L’effet nocebo a été bien plus solidement démontré dans la phase A de l’essai GAUSS-3 (4). Les auteurs ont d’abord sélectionné 491 patients intolérants musculaires à trois statines différentes à faible dose. Puis, ils les ont randomisés en double insu entre un groupe atorvastatine 20 mg ou placebo pendant 10 semaines. Dans un second temps, toujours en double insu, ceux ayant reçu de l’atorvastatine ont reçu un placebo pendant 10 semaines (après 2 semaines de washout) et inversement (cross over). À l’issue de ces deux phases, 42,6 % des patients ont rapporté des symptômes musculaires sous statine et PAS sous placebo. Cela veut dire que 57,4 % des patients ont eu des réponses incohérentes : 26,5 % ont eu des symptômes sous placebo et PAS sous statine, 17,3 % n’ont PAS eu de symptôme sous statine NI sous placebo, et 9,8 % ont rapporté des symptômes sous statine ET sous placebo, ce qui laisse songeur.
→ En pratique, que faire chez un patient qui se plaint de douleurs ou de faiblesse musculaires sous statine ? Tout d’abord s’assurer de l’absence de substrat biologique de la plainte (CPK < 5N). Ensuite réévaluer le ratio bénéfice/risque clinique attendu de la statine qui n’est pas le même en prévention secondaire ou en prévention primaire à bas risque. S’il reste favorable, réduire la dose de statine ou proposer une administration un jour sur deux, ou changer de statine à dose équipotente ou plus faible. Dans tous les cas, partager la décision avec le patient en s’appuyant sur les données de la science et en lui expliquant loyalement et simplement ce qui est attendu de ce traitement au long cours, sachant qu’il n’en verra jamais le bénéfice puisque, par définition, le bénéfice est qu’un évènement CV ne survienne pas.
LIENS D'INTERÊTS : Aucun.
Bibliographie
1- Collins R, Reith C, Emberson J et al. Interpretation of the evidence for the efficacy and safety of statin therapy. Lancet 2016;388:2532-61.

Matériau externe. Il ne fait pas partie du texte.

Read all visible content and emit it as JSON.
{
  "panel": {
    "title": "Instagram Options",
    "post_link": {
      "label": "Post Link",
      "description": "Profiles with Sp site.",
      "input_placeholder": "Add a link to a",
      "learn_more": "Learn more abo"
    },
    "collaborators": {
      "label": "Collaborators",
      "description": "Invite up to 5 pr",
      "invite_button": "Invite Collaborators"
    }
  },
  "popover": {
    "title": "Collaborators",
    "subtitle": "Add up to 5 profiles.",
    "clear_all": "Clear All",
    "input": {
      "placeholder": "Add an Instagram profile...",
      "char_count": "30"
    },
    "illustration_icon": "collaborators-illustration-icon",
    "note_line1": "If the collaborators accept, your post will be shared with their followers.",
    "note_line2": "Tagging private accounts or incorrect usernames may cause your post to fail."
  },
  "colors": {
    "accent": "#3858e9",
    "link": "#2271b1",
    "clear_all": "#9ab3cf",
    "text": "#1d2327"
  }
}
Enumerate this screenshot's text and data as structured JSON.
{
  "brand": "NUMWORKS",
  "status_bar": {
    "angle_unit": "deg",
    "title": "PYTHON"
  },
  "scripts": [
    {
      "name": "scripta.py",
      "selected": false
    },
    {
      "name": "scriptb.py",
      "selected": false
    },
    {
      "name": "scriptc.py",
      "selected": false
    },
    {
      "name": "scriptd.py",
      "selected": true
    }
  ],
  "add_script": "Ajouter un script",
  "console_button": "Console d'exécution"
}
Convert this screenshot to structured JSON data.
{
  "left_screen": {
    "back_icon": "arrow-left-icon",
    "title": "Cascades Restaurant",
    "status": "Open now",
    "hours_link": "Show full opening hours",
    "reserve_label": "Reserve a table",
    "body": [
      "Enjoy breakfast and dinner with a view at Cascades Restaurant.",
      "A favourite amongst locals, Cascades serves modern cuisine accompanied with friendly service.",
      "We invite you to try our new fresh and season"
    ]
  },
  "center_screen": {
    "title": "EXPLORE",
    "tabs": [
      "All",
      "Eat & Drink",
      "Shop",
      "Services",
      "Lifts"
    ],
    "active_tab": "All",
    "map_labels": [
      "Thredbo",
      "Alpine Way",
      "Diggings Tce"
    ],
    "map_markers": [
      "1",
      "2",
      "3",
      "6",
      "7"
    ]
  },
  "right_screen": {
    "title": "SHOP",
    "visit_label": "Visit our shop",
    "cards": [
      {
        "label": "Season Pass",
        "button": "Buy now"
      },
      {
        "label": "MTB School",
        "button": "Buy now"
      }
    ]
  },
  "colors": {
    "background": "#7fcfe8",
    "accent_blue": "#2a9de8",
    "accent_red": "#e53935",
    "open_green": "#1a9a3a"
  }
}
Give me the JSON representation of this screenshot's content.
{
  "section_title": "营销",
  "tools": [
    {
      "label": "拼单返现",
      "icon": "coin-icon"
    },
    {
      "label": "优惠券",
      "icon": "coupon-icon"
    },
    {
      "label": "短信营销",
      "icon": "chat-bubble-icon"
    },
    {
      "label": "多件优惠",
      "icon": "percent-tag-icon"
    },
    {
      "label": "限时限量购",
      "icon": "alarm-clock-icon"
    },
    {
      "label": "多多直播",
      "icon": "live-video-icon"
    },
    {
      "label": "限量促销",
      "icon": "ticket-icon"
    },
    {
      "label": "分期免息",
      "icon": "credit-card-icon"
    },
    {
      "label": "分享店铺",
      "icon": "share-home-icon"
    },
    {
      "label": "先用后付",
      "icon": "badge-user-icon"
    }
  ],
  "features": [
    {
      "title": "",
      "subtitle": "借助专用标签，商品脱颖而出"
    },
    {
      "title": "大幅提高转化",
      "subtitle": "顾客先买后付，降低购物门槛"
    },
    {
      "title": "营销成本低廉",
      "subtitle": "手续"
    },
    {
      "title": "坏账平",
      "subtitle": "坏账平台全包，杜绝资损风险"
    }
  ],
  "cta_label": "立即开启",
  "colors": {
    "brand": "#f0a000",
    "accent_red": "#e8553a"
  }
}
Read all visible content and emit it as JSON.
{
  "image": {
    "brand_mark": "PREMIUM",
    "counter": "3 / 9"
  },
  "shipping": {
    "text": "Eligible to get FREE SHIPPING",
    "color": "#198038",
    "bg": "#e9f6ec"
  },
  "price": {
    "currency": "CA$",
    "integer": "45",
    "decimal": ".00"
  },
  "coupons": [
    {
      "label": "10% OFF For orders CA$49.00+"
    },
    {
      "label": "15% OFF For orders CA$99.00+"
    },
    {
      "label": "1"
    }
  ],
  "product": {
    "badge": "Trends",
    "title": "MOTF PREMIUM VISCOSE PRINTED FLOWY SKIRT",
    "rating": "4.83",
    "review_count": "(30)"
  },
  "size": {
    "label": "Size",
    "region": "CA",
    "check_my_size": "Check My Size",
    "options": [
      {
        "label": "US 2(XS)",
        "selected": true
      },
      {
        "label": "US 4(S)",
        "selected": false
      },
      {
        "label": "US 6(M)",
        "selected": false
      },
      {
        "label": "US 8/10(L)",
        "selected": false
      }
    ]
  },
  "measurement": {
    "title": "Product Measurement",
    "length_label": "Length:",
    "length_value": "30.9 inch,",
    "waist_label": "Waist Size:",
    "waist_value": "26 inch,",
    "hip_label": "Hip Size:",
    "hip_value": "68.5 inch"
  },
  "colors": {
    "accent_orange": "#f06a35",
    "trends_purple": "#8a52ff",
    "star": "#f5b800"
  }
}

2- Abramson JD, Rosenberg HG, Jewell N, Wright JM. Should people at low risk of cardiovascular disease take a statin? BMJ 2013;347:f6123.
3- Sever PS, Dahlof B, Poulter NR et al, for the ASCOT investigators. Prevention of coronary and stroke events with atorvastatin in hypertensive patients who have average or lower-than-average cholesterol concentrations in the Anglo-Scandinavian Cardiac Outcomes Trial Lipid Lowering Arm: a multicenter randomized controlled trial. Lancet 2003;361:1149-58.
4- Nissen SE, Stroes E, Dent-Acosta RE et al. Efficacy and tolerability of evolocumab vs ezetimibe in patients with muscle-related statin intolerance. JAMA 2016;315:1580-90.